Landslides and flooding are causing chaos for train travellers journeying to, from and within the Highlands.
The Far North Line between Inverness and Wick/Thurso will remain closed all day after flooding at Beauly and three separate landslips along the route.
Scotrail’s Highland Mainline services between Inverness and Edinburgh/Glasgow will also be severely disrupted as Network Rail carries out inspections following extensive flooding at Dalguise and Kingussie.
All services between Inverness and the central belt will either start or terminate in Perth.
Not all services will have rail replacement bus services in operation, but this morning’s LNER Inverness to Edinburgh 07:20 service is among those that does.
All travellers are being advised to check their journeys using Scotrail’s website or the National Rail Enquiries journey planner.

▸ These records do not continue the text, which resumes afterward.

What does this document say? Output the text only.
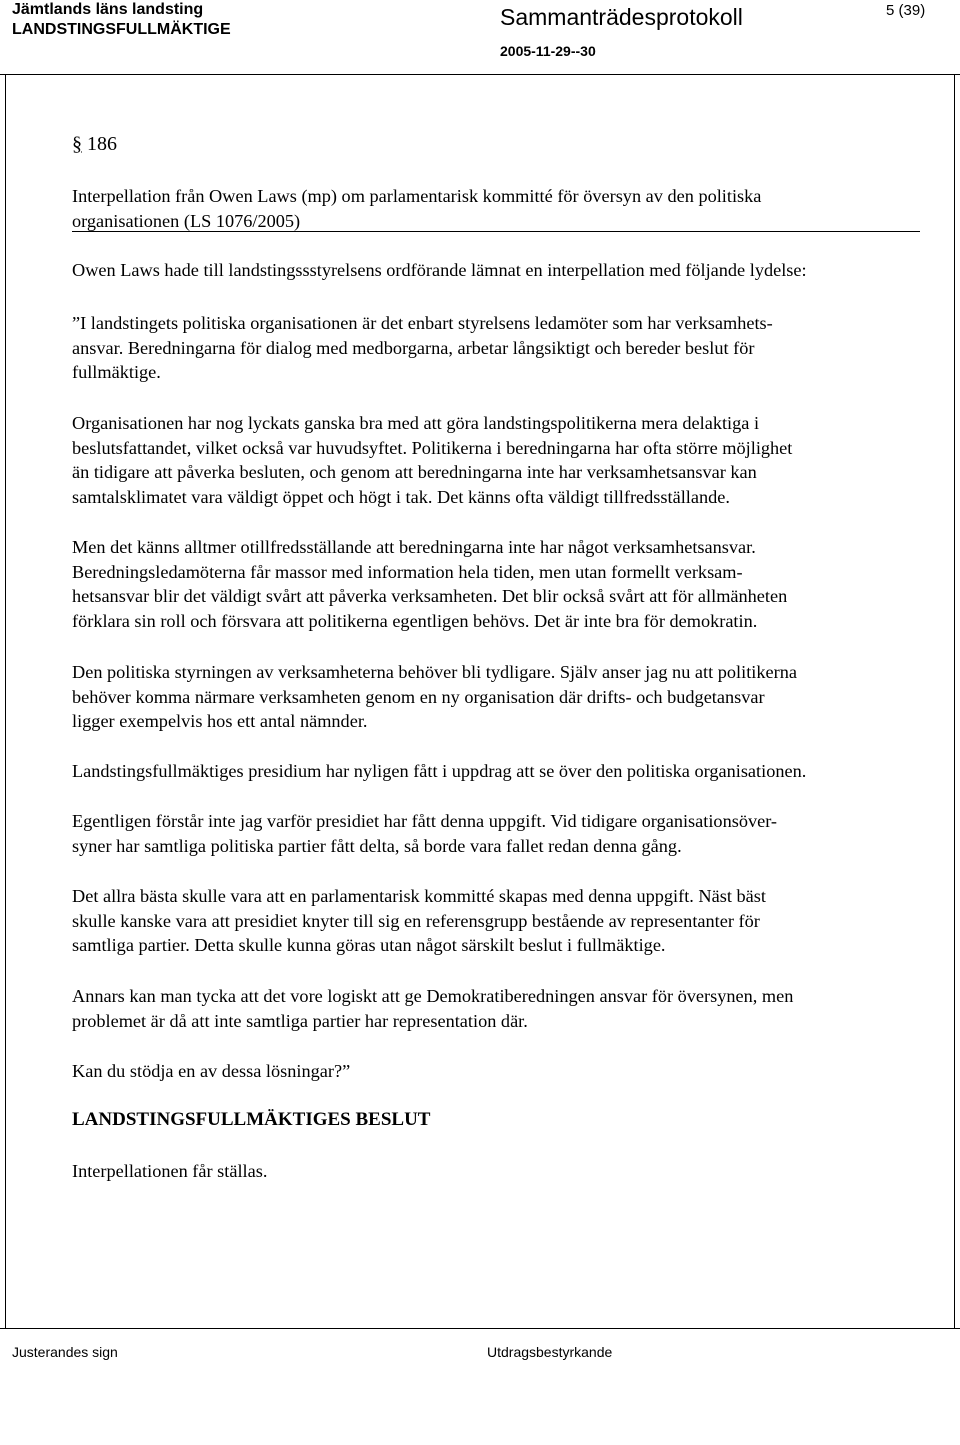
Jämtlands läns landsting
LANDSTINGSFULLMÄKTIGE	Sammanträdesprotokoll
2005-11-29--30
5 (39)

§ 186

Interpellation från Owen Laws (mp) om parlamentarisk kommitté för översyn av den politiska
organisationen (LS 1076/2005)

Owen Laws hade till landstingssstyrelsens ordförande lämnat en interpellation med följande lydelse:

”I landstingets politiska organisationen är det enbart styrelsens ledamöter som har verksamhets-
ansvar. Beredningarna för dialog med medborgarna, arbetar långsiktigt och bereder beslut för
fullmäktige.

Organisationen har nog lyckats ganska bra med att göra landstingspolitikerna mera delaktiga i
beslutsfattandet, vilket också var huvudsyftet. Politikerna i beredningarna har ofta större möjlighet
än tidigare att påverka besluten, och genom att beredningarna inte har verksamhetsansvar kan
samtalsklimatet vara väldigt öppet och högt i tak. Det känns ofta väldigt tillfredsställande.

Men det känns alltmer otillfredsställande att beredningarna inte har något verksamhetsansvar.
Beredningsledamöterna får massor med information hela tiden, men utan formellt verksam-
hetsansvar blir det väldigt svårt att påverka verksamheten. Det blir också svårt att för allmänheten
förklara sin roll och försvara att politikerna egentligen behövs. Det är inte bra för demokratin.

Den politiska styrningen av verksamheterna behöver bli tydligare. Själv anser jag nu att politikerna
behöver komma närmare verksamheten genom en ny organisation där drifts- och budgetansvar
ligger exempelvis hos ett antal nämnder.

Landstingsfullmäktiges presidium har nyligen fått i uppdrag att se över den politiska organisationen.

Egentligen förstår inte jag varför presidiet har fått denna uppgift. Vid tidigare organisationsöver-
syner har samtliga politiska partier fått delta, så borde vara fallet redan denna gång.

Det allra bästa skulle vara att en parlamentarisk kommitté skapas med denna uppgift. Näst bäst
skulle kanske vara att presidiet knyter till sig en referensgrupp bestående av representanter för
samtliga partier. Detta skulle kunna göras utan något särskilt beslut i fullmäktige.

Annars kan man tycka att det vore logiskt att ge Demokratiberedningen ansvar för översynen, men
problemet är då att inte samtliga partier har representation där.

Kan du stödja en av dessa lösningar?”

LANDSTINGSFULLMÄKTIGES BESLUT

Interpellationen får ställas.

Justerandes sign	Utdragsbestyrkande
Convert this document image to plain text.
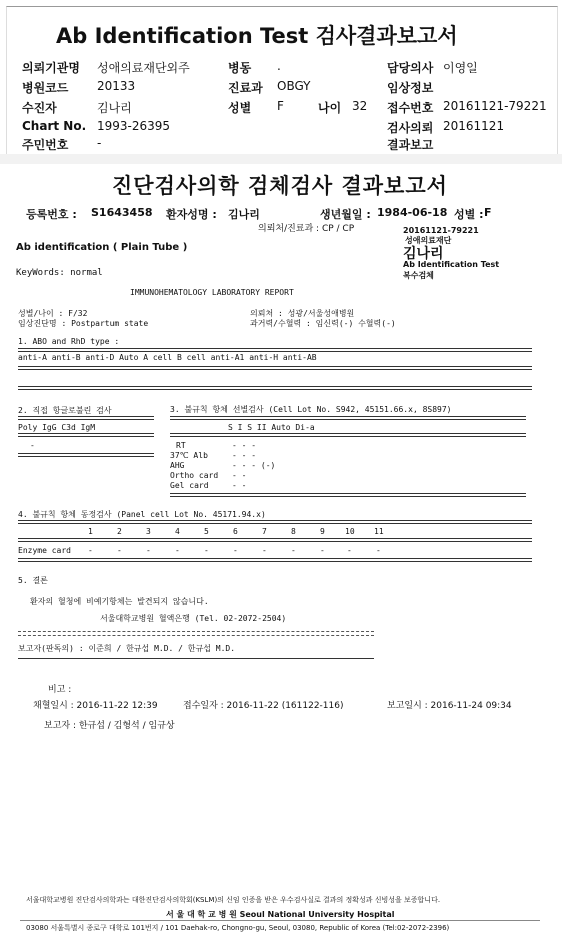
Ab Identification Test 검사결과보고서
의뢰기관명 성애의료재단외주	병동 .	담당의사 이영일
병원코드 20133	진료과 OBGY	임상정보
수진자	김나리	성별 F	나이 32 접수번호 20161121-79221
Chart No. 1993-26395	검사의뢰 20161121
주민번호 -	결과보고
진단검사의학 검체검사 결과보고서
등록번호 : S1643458 환자성명 : 김나리	생년월일 : 1984-06-18 성별 : F
의뢰처/진료과 : CP / CP
Ab identification ( Plain Tube )
20161121-79221
성애의료재단
김나리
Ab Identification Test
복수검체
KeyWords: normal
IMMUNOHEMATOLOGY LABORATORY REPORT
성별/나이 : F/32
임상진단명 : Postpartum state
의뢰처 : 성광/서울성애병원
과거력/수혈력 : 임신력(-) 수혈력(-)
1. ABO and RhD type :
anti-A anti-B anti-D Auto A cell B cell anti-A1 anti-H anti-AB
2. 직접 항글로불린 검사	3. 불규칙 항체 선별검사 (Cell Lot No. S942, 45151.66.x, 8S897)
Poly IgG C3d IgM	S I S II Auto Di-a
-	RT	- - -
37℃ Alb	- - -
AHG	- - - (-)
Ortho card - -
Gel card	- -
4. 불규칙 항체 동정검사 (Panel cell Lot No. 45171.94.x)
1	2	3	4	5	6	7	8	9	10 11
Enzyme card -	-	-	-	-	-	-	-	-	-	-
5. 결론
환자의 혈청에 비예기항체는 발견되지 않습니다.
서울대학교병원 혈액은행 (Tel. 02-2072-2504)
보고자(판독의) : 이준희 / 한규섭 M.D. / 한규섭 M.D.
비고 :
채혈일시 : 2016-11-22 12:39	접수일자 : 2016-11-22 (161122-116)	보고일시 : 2016-11-24 09:34
보고자 : 한규섭 / 김형석 / 임규상
서울대학교병원 진단검사의학과는 대한진단검사의학회(KSLM)의 신임 인증을 받은 우수검사실로 결과의 정확성과 신빙성을 보증합니다.
서 울 대 학 교 병 원 Seoul National University Hospital
03080 서울특별시 종로구 대학로 101번지 / 101 Daehak-ro, Chongno-gu, Seoul, 03080, Republic of Korea (Tel:02-2072-2396)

Network Rail’s Scotland’s Railway helicopter has been heavily-involved in monitoring serious issues across the Scottish rail network:
📹 @networkrail @nrairops colleagues captured footage of our Scotland’s Railway helicopter on task near Perth earlier. 🚁
Both aircraft flew to Perth before going their separate ways. One direct to Inverness via the Highland Main Line and the other via Aberdeen. Great work! pic.twitter.com/0882ErNJAO
— Network Rail Scotland (@NetworkRailSCOT) January 1, 2025
Teams working through Hogmanay into New Year’s Day have been dealing with three landslides between Inverness-Beauly, Brora-Helmsdale and Lairg-Rogart.
On the Far North Line, we’re dealing with 3 landslips, they’re between Inverness-Beauly, Brora-Helmsdale and Lairg-Rogart (📸).
We’re also dealing with flooding at Beauly which has closed the line. Work is ongoing, but it’s unlikely the line will reopen first thing tomorrow. /3 pic.twitter.com/PiMNZ1SuGM
— Network Rail Scotland (@NetworkRailSCOT) January 1, 2025
The Met Office has downgraded the recent amber weather warning to yellow, but says the north of Scotland will beat the brunt of snowy and icy conditions today.